The history of Syrenka vodka goes back to the 19th century, when a child belonging to a Polish distillery, Marcin Sikorski, used to spend most of his free time playing in the family distillery.

Little Marcin soon decided to continue with the family trade, and during his first years of learning, experimented with all kinds of botanicals, alcohols and their different proportions and pairings. Marcin thus became a recognized master distiller. But something inside him urged him not to give up trying to find a special recipe. Guided by his intuition and experience, Marcin dedicated to study and review each and every one of the components that the tradition had considered essential in an authentic Polish vodka. It was then that Marcin Sikorski realized that the master distillers had progressively neglected the initial selection of water. There began the feverish search of Marcin to find the most purified, fine and unpolluted water that existed in the whole Polish orography. One clear autumn morning, while following the course of a river, Marcin glimpsed in the current the silhouette of a mermaid who seemed to want to guide him on his journey. After several hours of persecution, he reached the source of three fountains from a virgin mainspring. From that spring appeared the ideal raw material Marcin was looking for: an insipid, colourless and unusually pure water.
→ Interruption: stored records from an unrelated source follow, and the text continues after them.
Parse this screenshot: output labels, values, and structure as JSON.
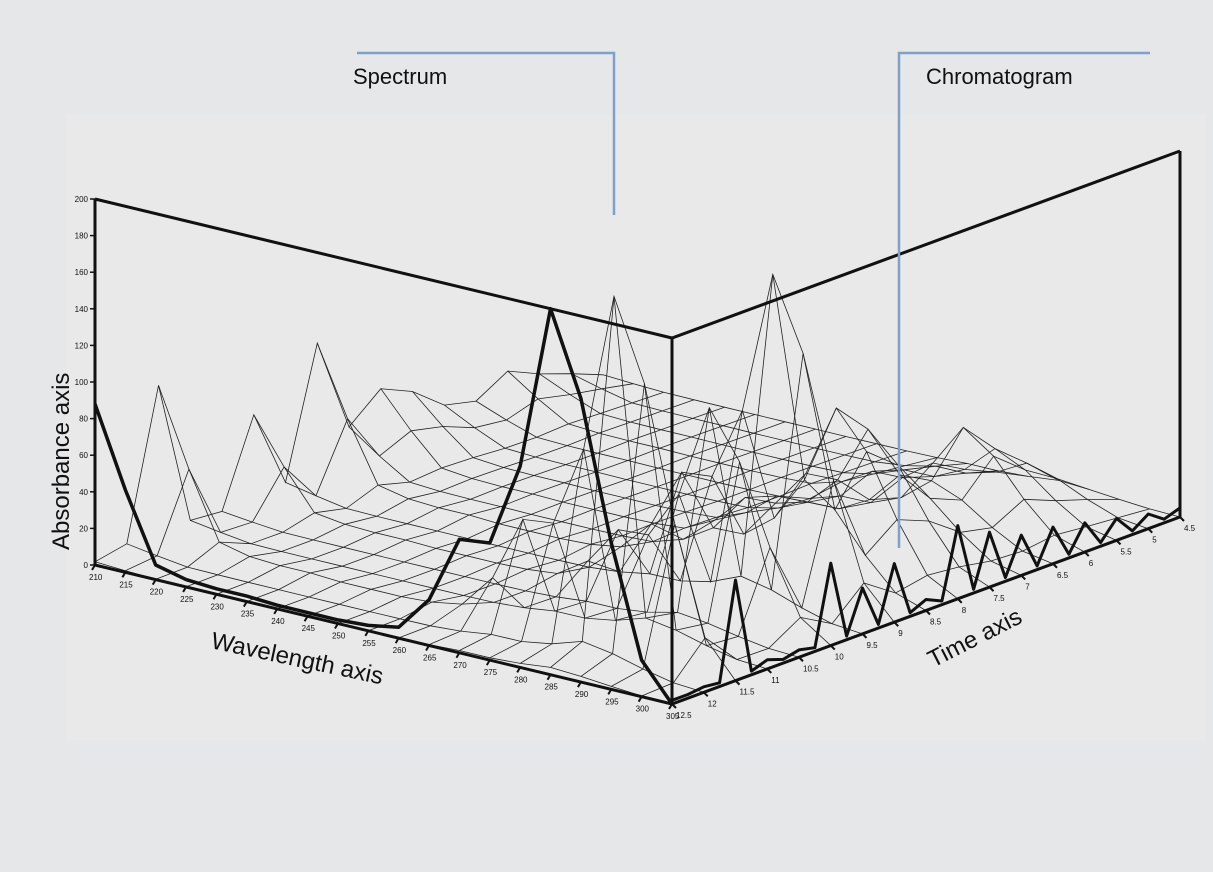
{
  "callouts": {
    "spectrum": "Spectrum",
    "chromatogram": "Chromatogram"
  },
  "colors": {
    "background": "#e6e7e9",
    "panel": "#e9e9e9",
    "callout_line": "#7f9fcc",
    "mesh": "#222222",
    "frame": "#111111"
  },
  "chart_data": {
    "type": "surface",
    "xlabel": "Wavelength axis",
    "ylabel": "Time axis",
    "zlabel": "Absorbance axis",
    "wavelength_ticks": [
      "210",
      "215",
      "220",
      "225",
      "230",
      "235",
      "240",
      "245",
      "250",
      "255",
      "260",
      "265",
      "270",
      "275",
      "280",
      "285",
      "290",
      "295",
      "300",
      "305"
    ],
    "time_ticks": [
      "4.5",
      "5",
      "5.5",
      "6",
      "6.5",
      "7",
      "7.5",
      "8",
      "8.5",
      "9",
      "9.5",
      "10",
      "10.5",
      "11",
      "11.5",
      "12",
      "12.5"
    ],
    "absorbance_ticks": [
      "0",
      "20",
      "40",
      "60",
      "80",
      "100",
      "120",
      "140",
      "160",
      "180",
      "200"
    ],
    "xlim": [
      210,
      305
    ],
    "ylim": [
      4.5,
      12.5
    ],
    "zlim": [
      0,
      200
    ],
    "spectrum": {
      "wavelength": [
        210,
        215,
        220,
        225,
        230,
        235,
        240,
        245,
        250,
        255,
        260,
        265,
        270,
        275,
        280,
        285,
        290,
        295,
        300,
        305
      ],
      "absorbance": [
        88,
        45,
        8,
        4,
        3,
        3,
        2,
        2,
        2,
        3,
        6,
        25,
        62,
        64,
        110,
        200,
        155,
        80,
        20,
        0
      ]
    },
    "chromatogram": {
      "time": [
        12.5,
        12.0,
        11.5,
        11.0,
        10.5,
        10.0,
        9.5,
        9.0,
        8.5,
        8.0,
        7.5,
        7.0,
        6.5,
        6.0,
        5.5,
        5.0,
        4.5
      ],
      "absorbance": [
        2,
        3,
        55,
        5,
        4,
        45,
        25,
        32,
        6,
        40,
        30,
        22,
        20,
        16,
        12,
        8,
        5
      ]
    }
  }
}
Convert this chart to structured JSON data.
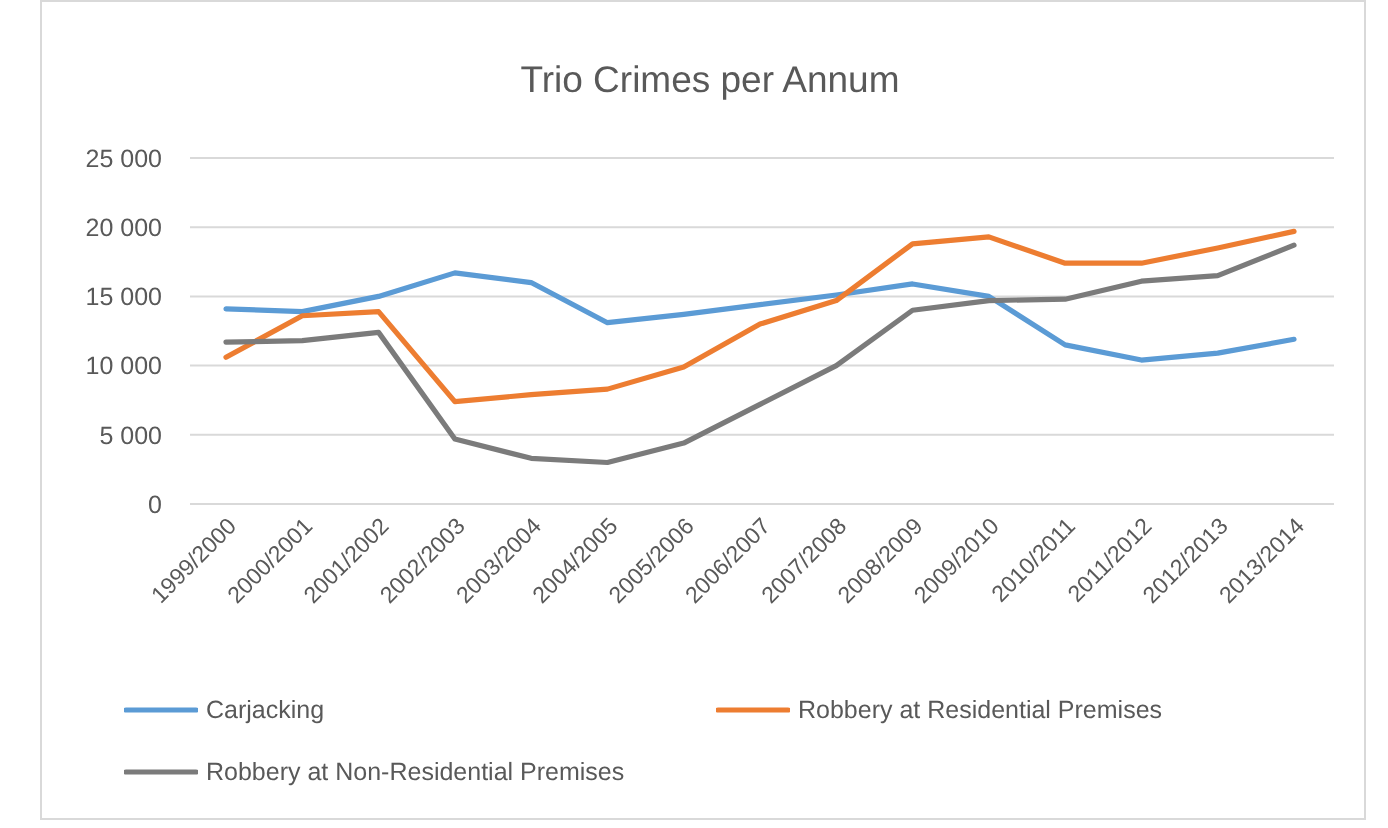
{
  "chart_data": {
    "type": "line",
    "title": "Trio Crimes per Annum",
    "categories": [
      "1999/2000",
      "2000/2001",
      "2001/2002",
      "2002/2003",
      "2003/2004",
      "2004/2005",
      "2005/2006",
      "2006/2007",
      "2007/2008",
      "2008/2009",
      "2009/2010",
      "2010/2011",
      "2011/2012",
      "2012/2013",
      "2013/2014"
    ],
    "series": [
      {
        "name": "Carjacking",
        "color": "#5b9bd5",
        "values": [
          14100,
          13900,
          15000,
          16700,
          16000,
          13100,
          13700,
          14400,
          15100,
          15900,
          15000,
          11500,
          10400,
          10900,
          11900
        ]
      },
      {
        "name": "Robbery at Residential Premises",
        "color": "#ed7d31",
        "values": [
          10600,
          13600,
          13900,
          7400,
          7900,
          8300,
          9900,
          13000,
          14700,
          18800,
          19300,
          17400,
          17400,
          18500,
          19700
        ]
      },
      {
        "name": "Robbery at Non-Residential Premises",
        "color": "#7b7b7b",
        "values": [
          11700,
          11800,
          12400,
          4700,
          3300,
          3000,
          4400,
          7200,
          10000,
          14000,
          14700,
          14800,
          16100,
          16500,
          18700
        ]
      }
    ],
    "ylim": [
      0,
      25000
    ],
    "yticks": [
      0,
      {
        "value": 5000,
        "label": "5 000"
      },
      {
        "value": 10000,
        "label": "10 000"
      },
      {
        "value": 15000,
        "label": "15 000"
      },
      {
        "value": 20000,
        "label": "20 000"
      },
      {
        "value": 25000,
        "label": "25 000"
      }
    ],
    "grid": "y",
    "legend": "bottom",
    "marker": "none",
    "line_style": "solid"
  }
}
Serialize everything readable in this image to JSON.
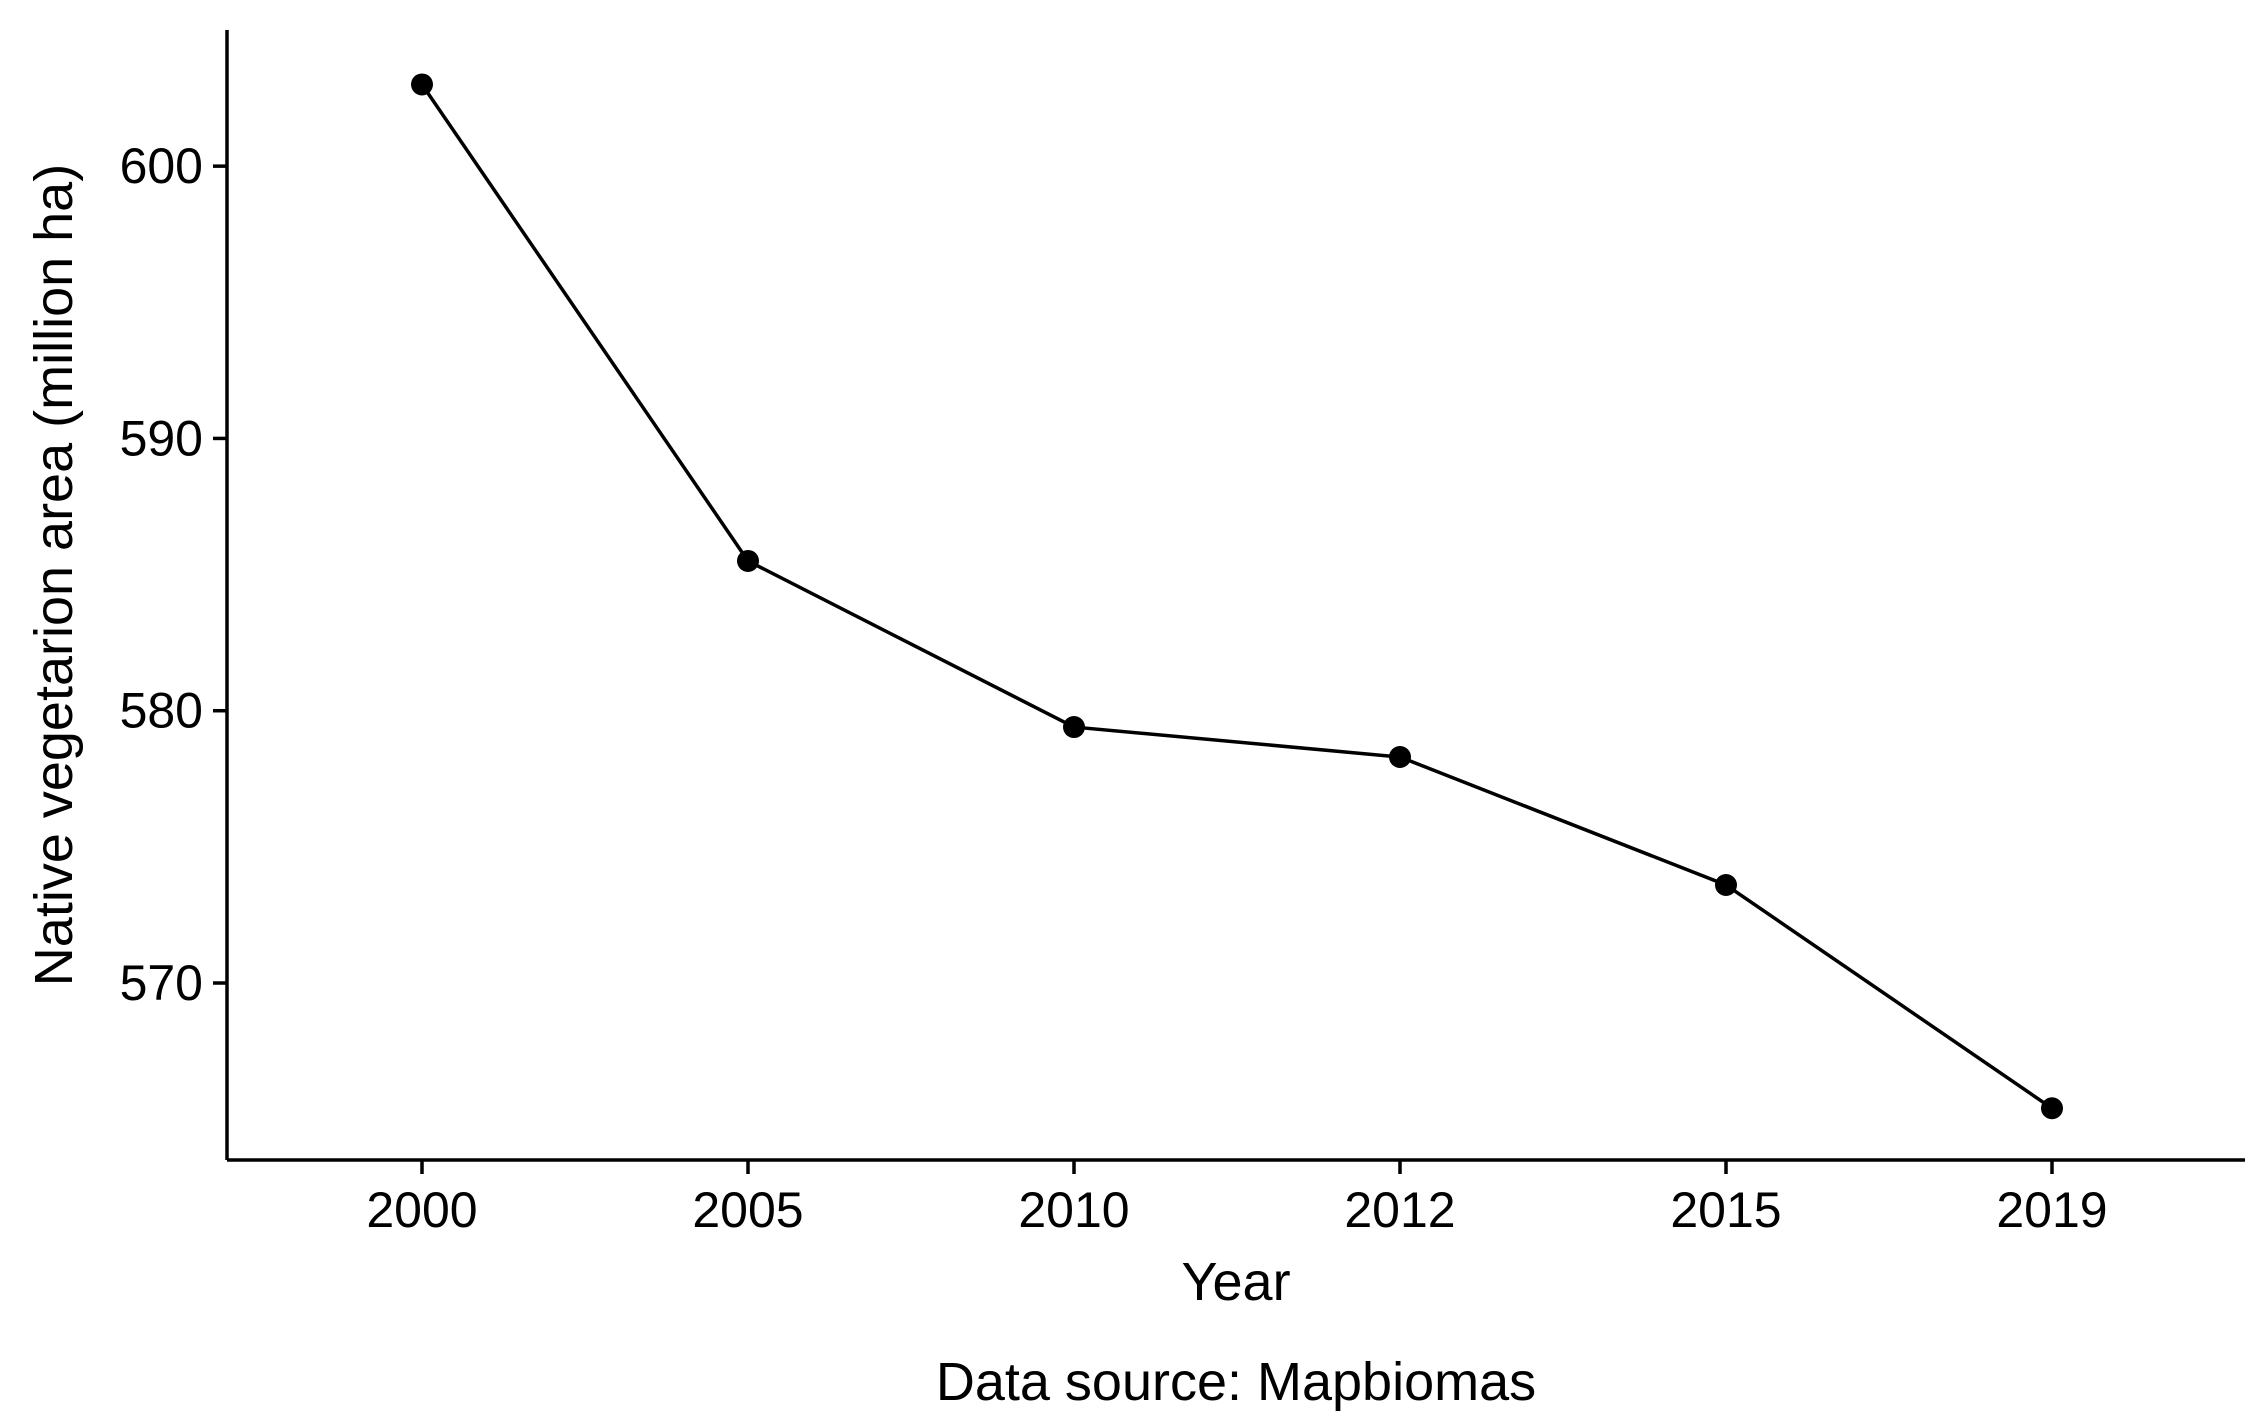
{
  "chart_data": {
    "type": "line",
    "title": "",
    "xlabel": "Year",
    "ylabel": "Native vegetarion area (million ha)",
    "caption": "Data source: Mapbiomas",
    "categories": [
      "2000",
      "2005",
      "2010",
      "2012",
      "2015",
      "2019"
    ],
    "series": [
      {
        "values": [
          603.0,
          585.5,
          579.4,
          578.3,
          573.6,
          565.4
        ]
      }
    ],
    "yticks": [
      570,
      580,
      590,
      600
    ],
    "ylim": [
      563.5,
      605.0
    ],
    "grid": false,
    "legend": "none",
    "colors": {
      "line": "#000000",
      "point": "#000000",
      "axis": "#000000",
      "background": "#ffffff"
    }
  }
}
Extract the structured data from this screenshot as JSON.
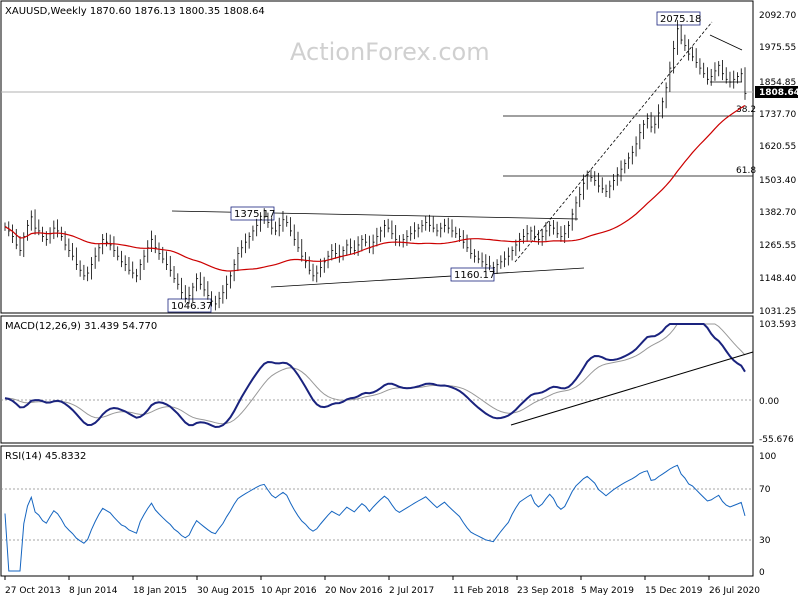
{
  "chart_data": {
    "type": "candlestick",
    "watermark": "ActionForex.com",
    "price_panel": {
      "header": "XAUUSD,Weekly  1870.60 1876.13 1800.35 1808.64",
      "symbol": "XAUUSD",
      "timeframe": "Weekly",
      "ohlc": {
        "open": 1870.6,
        "high": 1876.13,
        "low": 1800.35,
        "close": 1808.64
      },
      "current_price_label": "1808.64",
      "y_ticks": [
        "2092.70",
        "1975.55",
        "1854.85",
        "1737.70",
        "1620.55",
        "1503.40",
        "1382.70",
        "1265.55",
        "1148.40",
        "1031.25"
      ],
      "ylim": [
        1031.25,
        2092.7
      ],
      "close_series": [
        1335,
        1320,
        1300,
        1270,
        1250,
        1300,
        1340,
        1370,
        1330,
        1320,
        1300,
        1290,
        1310,
        1330,
        1320,
        1300,
        1270,
        1250,
        1230,
        1200,
        1180,
        1160,
        1170,
        1200,
        1230,
        1260,
        1290,
        1280,
        1270,
        1250,
        1230,
        1210,
        1200,
        1180,
        1170,
        1160,
        1200,
        1230,
        1260,
        1290,
        1260,
        1240,
        1220,
        1200,
        1180,
        1150,
        1130,
        1100,
        1080,
        1090,
        1120,
        1150,
        1130,
        1110,
        1090,
        1070,
        1060,
        1080,
        1100,
        1130,
        1160,
        1200,
        1240,
        1260,
        1280,
        1300,
        1320,
        1340,
        1360,
        1370,
        1350,
        1330,
        1320,
        1340,
        1360,
        1350,
        1320,
        1290,
        1260,
        1230,
        1210,
        1180,
        1160,
        1170,
        1190,
        1210,
        1230,
        1250,
        1240,
        1230,
        1250,
        1270,
        1260,
        1250,
        1270,
        1290,
        1280,
        1260,
        1280,
        1300,
        1320,
        1340,
        1330,
        1310,
        1290,
        1280,
        1290,
        1300,
        1310,
        1320,
        1330,
        1340,
        1350,
        1340,
        1330,
        1320,
        1330,
        1340,
        1330,
        1320,
        1310,
        1300,
        1280,
        1260,
        1240,
        1230,
        1220,
        1210,
        1200,
        1195,
        1190,
        1200,
        1210,
        1220,
        1230,
        1250,
        1270,
        1290,
        1300,
        1310,
        1320,
        1300,
        1290,
        1300,
        1320,
        1340,
        1330,
        1310,
        1300,
        1310,
        1340,
        1380,
        1420,
        1450,
        1490,
        1520,
        1510,
        1500,
        1480,
        1470,
        1460,
        1480,
        1500,
        1520,
        1540,
        1560,
        1580,
        1600,
        1630,
        1670,
        1700,
        1720,
        1690,
        1700,
        1740,
        1780,
        1830,
        1900,
        1970,
        2040,
        2000,
        1980,
        1950,
        1940,
        1920,
        1900,
        1880,
        1860,
        1870,
        1890,
        1910,
        1880,
        1860,
        1850,
        1860,
        1870,
        1880,
        1810
      ],
      "annotations": [
        {
          "label": "2075.18",
          "price": 2075.18
        },
        {
          "label": "1375.17",
          "price": 1375.17
        },
        {
          "label": "1160.17",
          "price": 1160.17
        },
        {
          "label": "1046.37",
          "price": 1046.37
        },
        {
          "label": "38.2",
          "price": 1737.7
        },
        {
          "label": "61.8",
          "price": 1503.4
        }
      ]
    },
    "macd_panel": {
      "header": "MACD(12,26,9) 31.439 54.770",
      "y_ticks": [
        "103.593",
        "0.00",
        "-55.676"
      ],
      "ylim": [
        -55.676,
        103.593
      ]
    },
    "rsi_panel": {
      "header": "RSI(14) 45.8332",
      "y_ticks": [
        "100",
        "70",
        "30",
        "0"
      ],
      "ylim": [
        0,
        100
      ]
    },
    "x_ticks": [
      "27 Oct 2013",
      "8 Jun 2014",
      "18 Jan 2015",
      "30 Aug 2015",
      "10 Apr 2016",
      "20 Nov 2016",
      "2 Jul 2017",
      "11 Feb 2018",
      "23 Sep 2018",
      "5 May 2019",
      "15 Dec 2019",
      "26 Jul 2020"
    ],
    "colors": {
      "candle": "#000000",
      "ma": "#cc0000",
      "macd": "#1a237e",
      "signal": "#999999",
      "rsi": "#1565c0"
    }
  }
}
This enclave is still only known by the Sikorski family, who convinced of the direct intervention of the mermaid in the discovery, gave their culmen vodka the symbolic name of Syrenka.

After finding the water and the name that would baptize his masterpiece, Marcin started the quest for the best grains of rye and wheat, which were subjected to four distillations to reach the necessary degree of purity, and a double filtering to eliminate impurities. The result is a vodka of unsurpassed smoothness, colourless and crystalline, inebriating in aromatic shades and with a kind, fine and balanced impression to the mouth.

TASTING NOTE

Visual Stage: Immaculate and crystalline as spring water.

Olfactory Stage: It has the virtue of discretion, of chaining aromatic adjectives with secrecy and delicacy, like the great vodkas. They lurk for the goodness of the cereals and the accent of wheat, fruit of a careful distillation. Everything flows with mastery and respect. It denotes the style of the orthodox vodka.

Gustatory Stage: The fusion of the glyceryl softness and its aromatic neatness, is the result of an immaculate work. As fine as honest, without slips on the course. It salutes the palate with a lasting crystalline memory of cereal.

Conclusion: Vodka recommended for good vodka drinkers. You can have it alone, very cold, or as a base in the new signature cocktail.